STM (+1,7% a 40,52 euro) chiude il quarto trimestre con ricavi a 3,56 miliardi di dollari (+9,9% a/a), margine lordo al 45,2% (da 38,8% nel trim4 2020), margine operativo al 24,9% (da 20,3% nel trim4 2020) e utile netto a 750 milioni di dollari (+28,9% a/a). Per il primo trimestre 2022 il gruppo italofrancese prevede ricavi netti a 3,50 miliardi di dollari (ben al di sopra del consensus fissato a 3,25-3,30 miliardi) e margine lordo intorno al 45,0%. Per l'anno 2022 STM si attende di investire all'incirca tra 3,4 miliardi di dollari e 3,6 miliardi di dollari in spese in conto capitale (sopra le attese) e stima ricavi compresi tra 14,8 miliardi e 15,3 miliardi di dollari (da 12,76 miliardi nel 2021).

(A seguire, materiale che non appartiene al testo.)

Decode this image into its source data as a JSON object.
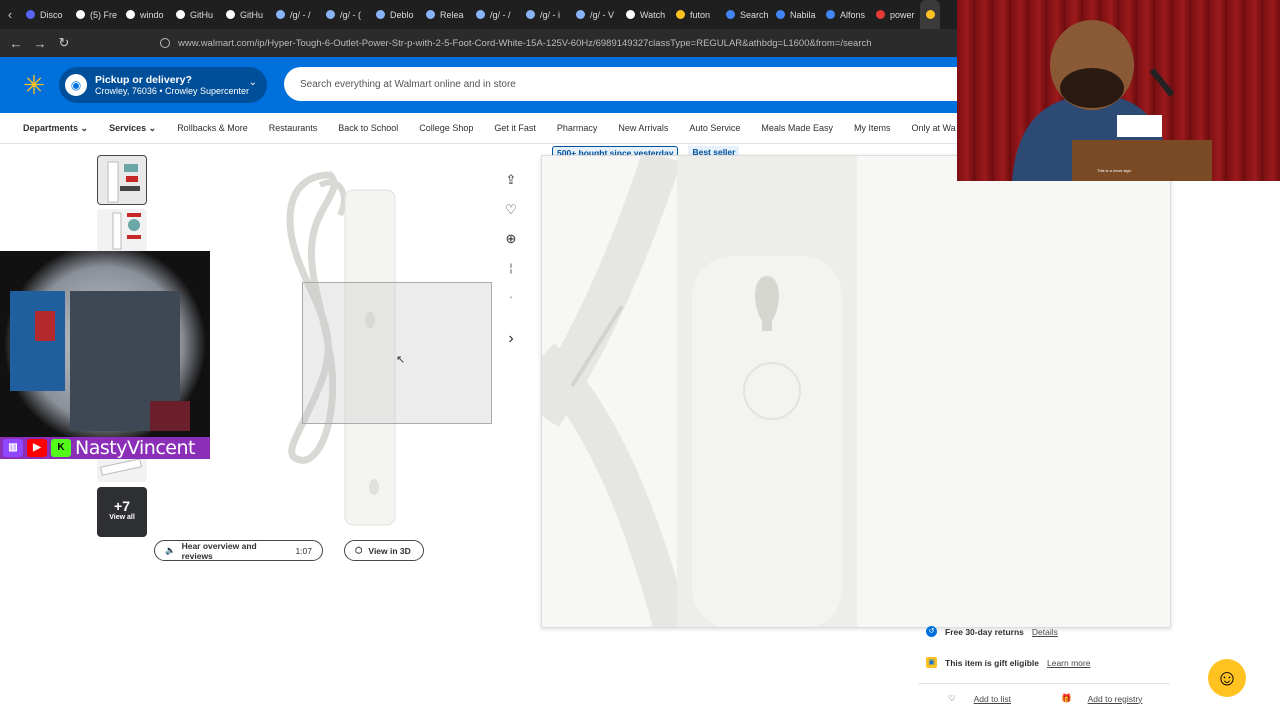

L'analisi del grafico di STM mette in evidenza il segnale grafico ribassista inviato a inizio settimana con la violazione dei minimi di metà dicembre e il conseguente completamento del doppio massimo formatosi tra fine novembre e inizio gennaio. Il titolo è ora esposto al rischio di approfondimenti verso i 34,51 euro toccati a metà ottobre: conferme in tal senso alla violazione della linea che sale dai minimi di marzo 2020, attualmente in transito per 37,30. Per scongiurare questo scenario STM dovrebbe riposizionarsi sopra 40,00-40,50 per poi tentare un allungo verso i primi obiettivi a 42,00 e 45,20.